Post-Processing UBO Architecture¶
This document details the implementation of the Uniform Buffer Object (UBO) used to manage post-processing parameters in the engine. This transition from individual uniforms (glUniform*) was made to improve CPU performance and code clarity.
1. Overview¶
Instead of sending dozens of uniforms (floats, integers) one by one every frame, we bundle all configuration data (Vignette, Bloom, Exposure, FXAA, etc.) into a single contiguous memory structure.
- C Side:
struct PostProcessUBO(fileinclude/postprocess.h) - GPU Side:
program Blockwithstd140layout (fileshaders/postprocess/ubo.glsl) - Transfer: A single
glBufferSubDatacall per frame.
2. Critical Constraints: std140 Layout¶
The std140 layout imposes strict alignment rules in GPU memory. To ensure the driver reads data correctly, the C structure must mimic this alignment byte-for-byte.
std140 Alignment Rules (Simplified)¶
- Scalars (float, int, bool): Base alignment N (4 bytes).
- Vectors (vec2): Alignment 2N (8 bytes).
- Vectors (vec3, vec4): Alignment 4N (16 bytes).

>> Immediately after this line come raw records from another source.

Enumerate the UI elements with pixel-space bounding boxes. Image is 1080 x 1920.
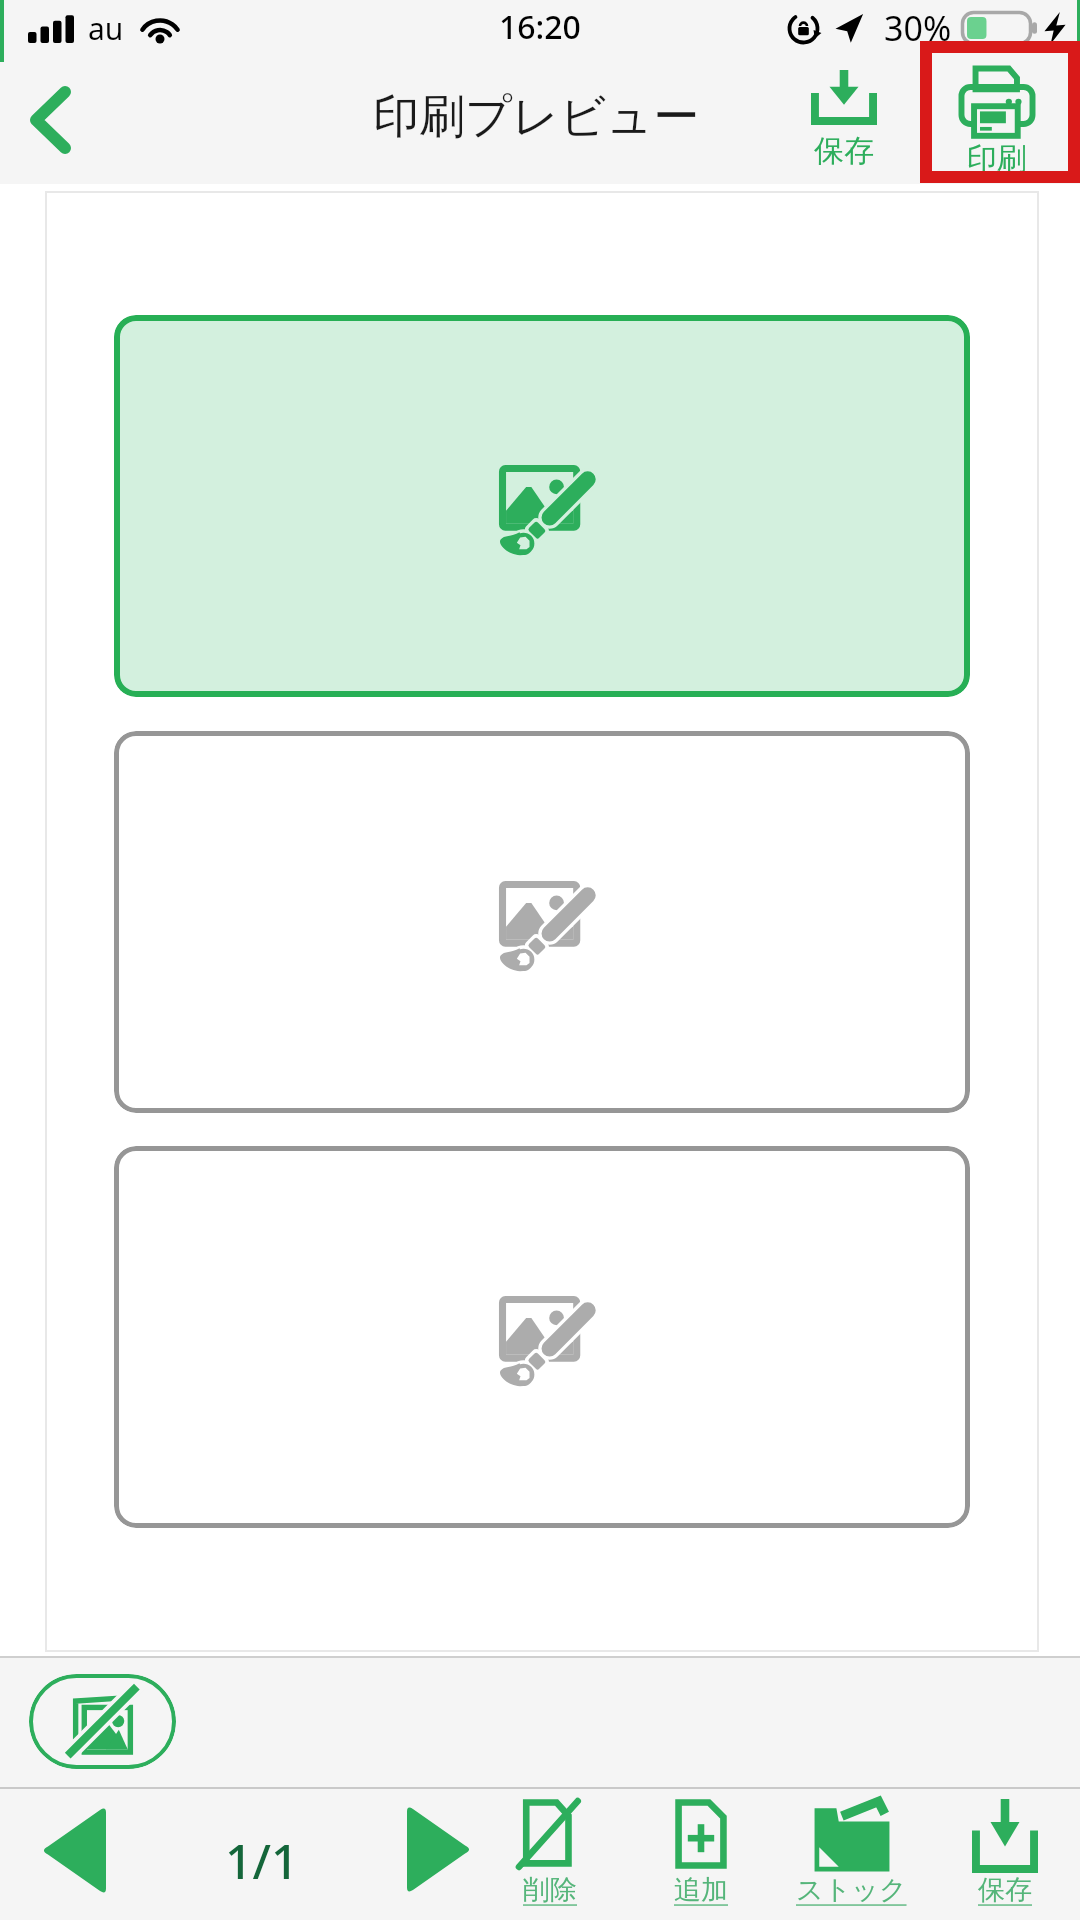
- staticText: 削除: [523, 1873, 577, 1907]
- button[interactable]: Next page: [373, 1787, 503, 1920]
- button[interactable]: 印刷: [927, 56, 1067, 184]
- staticText: 印刷: [967, 140, 1027, 178]
- button[interactable]: 削除: [478, 1787, 622, 1920]
- staticText: 保存: [978, 1873, 1032, 1907]
- button[interactable]: [114, 315, 970, 697]
- button[interactable]: ストック: [779, 1787, 923, 1920]
- button[interactable]: Back: [0, 56, 100, 184]
- button[interactable]: [114, 731, 970, 1113]
- staticText: 16:20: [499, 5, 581, 49]
- staticText: 印刷プレビュー: [373, 88, 700, 146]
- staticText: 保存: [814, 132, 874, 170]
- button[interactable]: 保存: [774, 56, 914, 184]
- button[interactable]: [114, 1146, 970, 1528]
- staticText: 30%: [884, 5, 952, 51]
- staticText: 追加: [674, 1873, 728, 1907]
- button[interactable]: 追加: [629, 1787, 773, 1920]
- button[interactable]: Previous page: [10, 1787, 140, 1920]
- staticText: ストック: [796, 1873, 907, 1907]
- staticText: 1/1: [225, 1828, 299, 1893]
- button[interactable]: 保存: [933, 1787, 1077, 1920]
- staticText: au: [88, 8, 124, 49]
- button[interactable]: Hide image: [29, 1674, 176, 1769]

- Arrays / Structures: Alignment rounded up to 16 bytes (size of a vec4).
- Padding: There is no implicit padding between scalars, unless necessary to respect the alignment of the next member.
The "Array vs Scalar" Padding Trap¶
This is where a subtle error can occur:
- If you declare float padding[3] in GLSL, std140 treats this as an array. Every array element must be aligned to 16 bytes. So padding[0] takes 16 bytes (4 useful + 12 empty), padding[1] takes 16 bytes, etc.

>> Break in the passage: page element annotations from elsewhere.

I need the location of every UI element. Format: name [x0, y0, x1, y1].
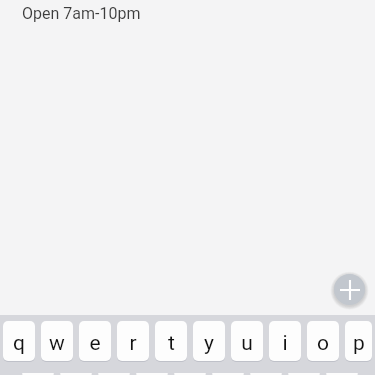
- button[interactable]: s: [60, 373, 92, 375]
- button[interactable]: j: [250, 373, 282, 375]
- staticText: e: [89, 331, 101, 356]
- staticText: i: [282, 331, 288, 356]
- button[interactable]: i: [269, 321, 301, 361]
- button[interactable]: k: [288, 373, 320, 375]
- button[interactable]: a: [22, 373, 54, 375]
- staticText: Open 7am-10pm: [22, 4, 141, 23]
- button[interactable]: r: [117, 321, 149, 361]
- button[interactable]: l: [326, 373, 358, 375]
- staticText: r: [129, 331, 137, 356]
- button[interactable]: y: [193, 321, 225, 361]
- staticText: q: [13, 331, 25, 356]
- button[interactable]: o: [307, 321, 339, 361]
- staticText: u: [241, 331, 253, 356]
- staticText: t: [168, 331, 175, 356]
- staticText: w: [49, 331, 65, 356]
- button[interactable]: d: [98, 373, 130, 375]
- staticText: o: [317, 331, 329, 356]
- button[interactable]: g: [174, 373, 206, 375]
- button[interactable]: f: [136, 373, 168, 375]
- button[interactable]: h: [212, 373, 244, 375]
- button[interactable]: t: [155, 321, 187, 361]
- button[interactable]: e: [79, 321, 111, 361]
- button[interactable]: p: [345, 321, 372, 361]
- button[interactable]: w: [41, 321, 73, 361]
- button[interactable]: Add: [334, 274, 365, 305]
- button[interactable]: q: [3, 321, 35, 361]
- button[interactable]: u: [231, 321, 263, 361]
- staticText: y: [204, 331, 214, 356]
- staticText: p: [353, 331, 365, 356]
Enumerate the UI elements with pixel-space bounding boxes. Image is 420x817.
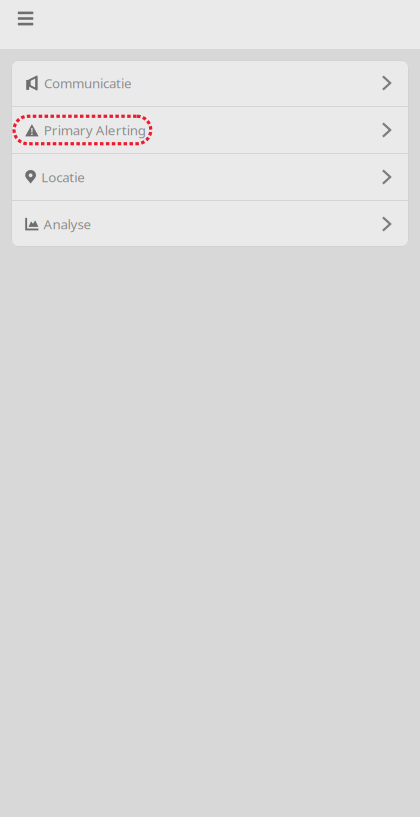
staticText: Primary Alerting — [44, 121, 146, 139]
button[interactable]: Locatie — [11, 154, 409, 200]
staticText: Locatie — [41, 168, 85, 186]
button[interactable]: Communicatie — [11, 60, 409, 106]
staticText: Analyse — [44, 215, 92, 233]
button[interactable]: Analyse — [11, 201, 409, 247]
button[interactable]: Menu — [0, 0, 47, 49]
button[interactable]: Primary Alerting — [11, 107, 409, 153]
staticText: Communicatie — [44, 74, 132, 92]
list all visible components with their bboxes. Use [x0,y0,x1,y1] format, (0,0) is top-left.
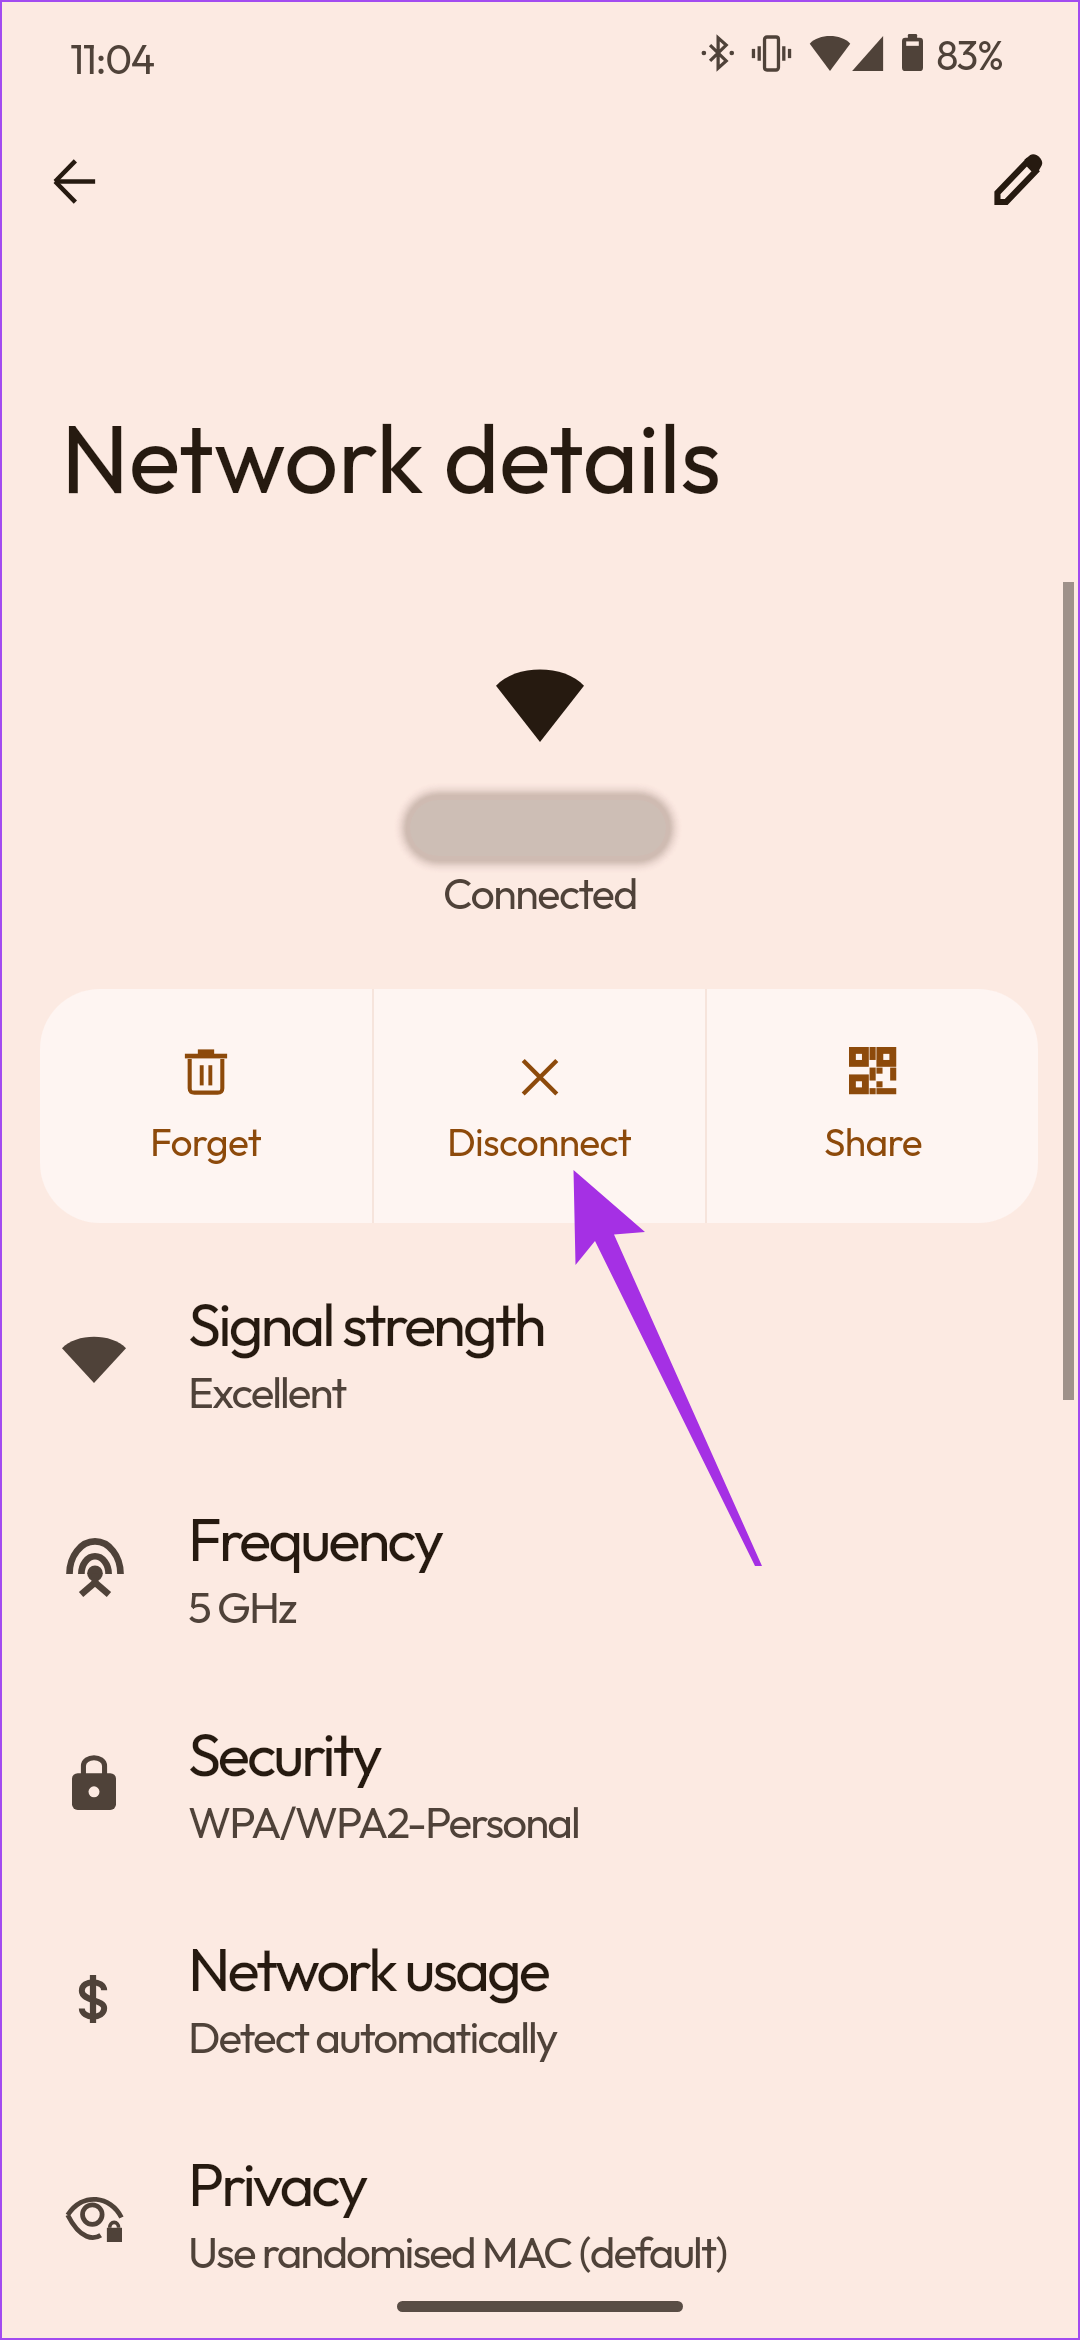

- Solution: Use individual scalar fields for GLSL padding (float _pad1; float _pad2; ...) so they are packed compactly (4 bytes each), matching exactly the packed float padding[3] in C.
Memory Visualization (std140)¶
3. Data Structure¶
C Structure (postprocess.h)¶
We use explicit padding to align logical blocks to 16 bytes, facilitating memory reading and debugging.
typedef struct {
uint32_t active_effects; // 4 bytes
float time; // 4 bytes
float _pad0[2]; // 8 bytes (Padding to reach 16 bytes)
/* Vignette (16 bytes) */
float vignette_intensity;
float vignette_smoothness;
float vignette_roundness;
float _pad1; // 4 bytes
// ... (Grain, Exposure, etc.)
/* FXAA (16 bytes) */
float fxaa_quality_subpix;
float fxaa_quality_edge_threshold;
float fxaa_quality_edge_threshold_min;
float _pad10;
/* 3D LUT (16 bytes) */
float lut3d_intensity;
float _pad11[3];
} PostProcessUBO_Layout;
GLSL Block (ubo.glsl)¶
The block defines std140 layout and binding 0.

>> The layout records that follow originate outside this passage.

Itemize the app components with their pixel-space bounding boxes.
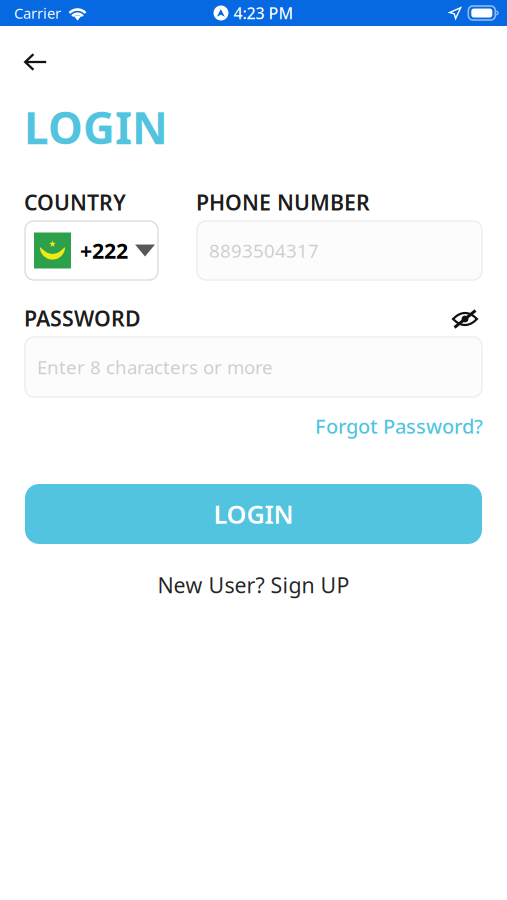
staticText: LOGIN [24,98,168,156]
staticText: Enter 8 characters or more [37,355,273,379]
button[interactable]: New User? Sign UP [25,569,482,601]
button[interactable]: Back [6,37,65,87]
staticText: 4:23 PM [234,2,294,24]
staticText: +222 [80,236,128,265]
staticText: 8893504317 [209,238,319,263]
staticText: Carrier [14,3,61,23]
button[interactable]: Show password [444,300,486,338]
staticText: COUNTRY [24,188,126,216]
button[interactable]: Forgot Password? [303,410,483,442]
staticText: New User? Sign UP [158,571,350,599]
button[interactable]: +222 [25,221,158,280]
button[interactable]: LOGIN [25,484,482,544]
staticText: Forgot Password? [315,413,483,439]
staticText: LOGIN [214,497,294,531]
staticText: PASSWORD [24,304,141,332]
staticText: PHONE NUMBER [196,188,370,216]
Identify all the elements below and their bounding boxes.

IMPORTANT: Padding fields must be declared individually!
LAYOUT_CONFIG(std140, binding = 0) uniform PostProcessBlock_Layout {
uint activeEffects;
float time;
float _pad0_0; // Matches _pad0[0] in C
float _pad0_1; // Matches _pad0[1] in C
/* Vignette */
float v_intensity;
float v_smoothness;
float v_roundness;
float _pad1;
// ... (Grain, Exposure, etc.)
/* FXAA */
float fxaaQualitySubpix;
float fxaaQualityEdgeThreshold;
float fxaaQualityEdgeThresholdMin;
float _pad10;
/* 3D LUT */
float lut3d_intensity;
float _pad11_0;
float _pad11_1;
float _pad11_2;
};
4. Adding a New Parameter¶
To add an effect or parameter, meticulously follow these steps:
-
Add to C struct (
postprocess.h):- Add the field
float my_param. - Adjust the padding array
_padXso the total block size remains a multiple of 16 bytes (optional but recommended for organization).
- Add the field
-
Add to GLSL block (
ubo.glsl):- Add the field
float my_param. - Crucial: Update the scalar padding fields (
_padX_0, etc.) to match the C offsets exactly.
- Add the field
-
Usage in shaders:
- The file
ubo.glslis included via@header "postprocess/ubo.glsl". - Access
my_paramdirectly (the block makes members global). - For boolean flags, add a macro in
ubo.glsl:
- The file
5. Performance¶
Using the UBO allowed removing the following per-frame calls:
- glUseProgram (for uploads)
- ~30-50 calls to glUniform1f / glUniform1i
- The driver validation associated with each call.
Now, postprocess_end() performs:
1. Copy data to local struct (on stack).
2. A single call to glBufferSubData.